The space complexity of the basic BFS algorithm is `O(V)`, as the algorithm needs to store all the neighboring nodes in the queue and the visited set or array. In worst case scenario, all nodes present in the graph might be neighbors to the root node and in this case all the `V` vertices will be added to the queue.

• Finding the shortest path between two nodes: BFS is particularly useful for finding the shortest path between two nodes in a graph, as it explores all the neighboring nodes at the current depth before moving on to the next depth level, ensuring that the first time a node is visited, it is through the shortest path.

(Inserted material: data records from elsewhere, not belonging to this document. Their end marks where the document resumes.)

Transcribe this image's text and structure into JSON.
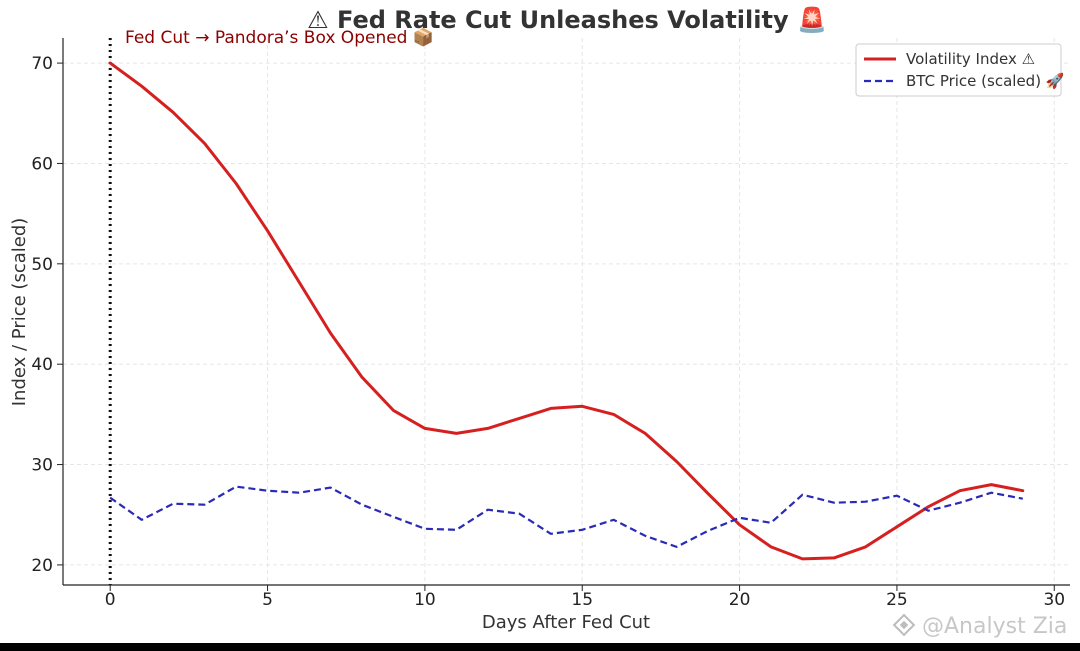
{
  "chart_data": {
    "type": "line",
    "title": "⚠ Fed Rate Cut Unleashes Volatility 🚨",
    "xlabel": "Days After Fed Cut",
    "ylabel": "Index / Price (scaled)",
    "xlim": [
      -1.5,
      30.5
    ],
    "ylim": [
      18,
      72.5
    ],
    "xticks": [
      0,
      5,
      10,
      15,
      20,
      25,
      30
    ],
    "yticks": [
      20,
      30,
      40,
      50,
      60,
      70
    ],
    "grid": true,
    "legend_position": "top-right",
    "x": [
      0,
      1,
      2,
      3,
      4,
      5,
      6,
      7,
      8,
      9,
      10,
      11,
      12,
      13,
      14,
      15,
      16,
      17,
      18,
      19,
      20,
      21,
      22,
      23,
      24,
      25,
      26,
      27,
      28,
      29
    ],
    "series": [
      {
        "name": "Volatility Index ⚠",
        "style": "solid",
        "color": "#d62020",
        "values": [
          70.0,
          67.7,
          65.1,
          62.0,
          58.0,
          53.3,
          48.2,
          43.1,
          38.7,
          35.4,
          33.6,
          33.1,
          33.6,
          34.6,
          35.6,
          35.8,
          35.0,
          33.1,
          30.3,
          27.1,
          24.0,
          21.8,
          20.6,
          20.7,
          21.8,
          23.8,
          25.8,
          27.4,
          28.0,
          27.4
        ]
      },
      {
        "name": "BTC Price (scaled) 🚀",
        "style": "dashed",
        "color": "#2a2ab8",
        "values": [
          26.7,
          24.5,
          26.1,
          26.0,
          27.8,
          27.4,
          27.2,
          27.7,
          26.0,
          24.8,
          23.6,
          23.5,
          25.5,
          25.1,
          23.1,
          23.5,
          24.5,
          22.9,
          21.8,
          23.4,
          24.7,
          24.2,
          27.0,
          26.2,
          26.3,
          26.9,
          25.4,
          26.2,
          27.2,
          26.6
        ]
      }
    ],
    "annotations": [
      {
        "type": "vline",
        "x": 0,
        "style": "dotted",
        "color": "#111111"
      },
      {
        "type": "text",
        "text": "Fed Cut → Pandora’s Box Opened 📦"
      }
    ]
  },
  "watermark": "@Analyst Zia"
}
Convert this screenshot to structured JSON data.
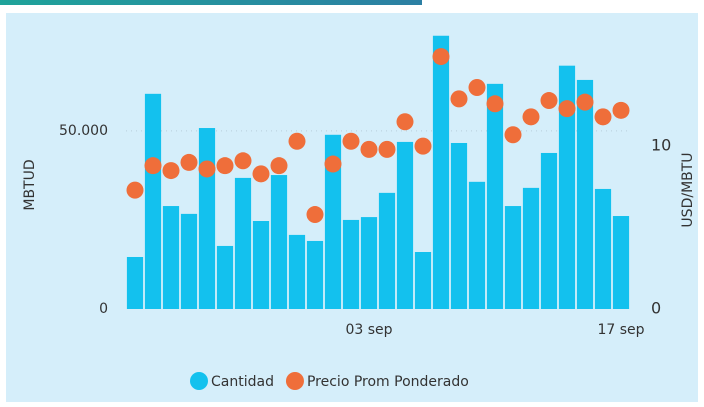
{
  "chart_data": {
    "type": "bar_scatter",
    "categories": [
      null,
      null,
      null,
      null,
      null,
      null,
      null,
      null,
      null,
      null,
      null,
      null,
      null,
      "03 sep",
      null,
      null,
      null,
      null,
      null,
      null,
      null,
      null,
      null,
      null,
      null,
      null,
      null,
      "17 sep"
    ],
    "y_label": "MBTUD",
    "y2_label": "USD/MBTU",
    "ylim": [
      0,
      80000
    ],
    "yticks": [
      0,
      {
        "value": 50000,
        "label": "50.000"
      }
    ],
    "y2lim": [
      0,
      17.5
    ],
    "y2ticks": [
      0,
      10
    ],
    "grid": true,
    "legend": "bottom",
    "series": [
      {
        "name": "Cantidad",
        "color": "#13c1ee",
        "kind": "bar",
        "values": [
          14600,
          60400,
          28900,
          26700,
          50800,
          17700,
          36800,
          24700,
          37600,
          20800,
          19100,
          48900,
          25000,
          25800,
          32600,
          46900,
          16000,
          76700,
          46600,
          35700,
          63200,
          28900,
          34000,
          43800,
          68300,
          64300,
          33700,
          26100
        ]
      },
      {
        "name": "Precio Prom Ponderado",
        "color": "#ef6e3a",
        "kind": "dot",
        "axis": "y2",
        "values": [
          7.3,
          8.8,
          8.5,
          9.0,
          8.6,
          8.8,
          9.1,
          8.3,
          8.8,
          10.3,
          5.8,
          8.9,
          10.3,
          9.8,
          9.8,
          11.5,
          10.0,
          15.5,
          12.9,
          13.6,
          12.6,
          10.7,
          11.8,
          12.8,
          12.3,
          12.7,
          11.8,
          12.2
        ]
      }
    ]
  }
}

• Breadth-first traversal: BFS can be used to traverse a graph, visiting all the nodes in the order they were added to the queue.
• Level-order traversal of a tree: BFS can be used to perform a level-order traversal of a tree, where the nodes are visited level by level, from top to bottom.
• Maze solving: BFS can be used to solve mazes by exploring all the possible paths from the starting point to the exit.

Overall, BFS is a powerful algorithm that is widely used in various applications, particularly when the goal is to find the shortest path or explore a graph in a systematic manner.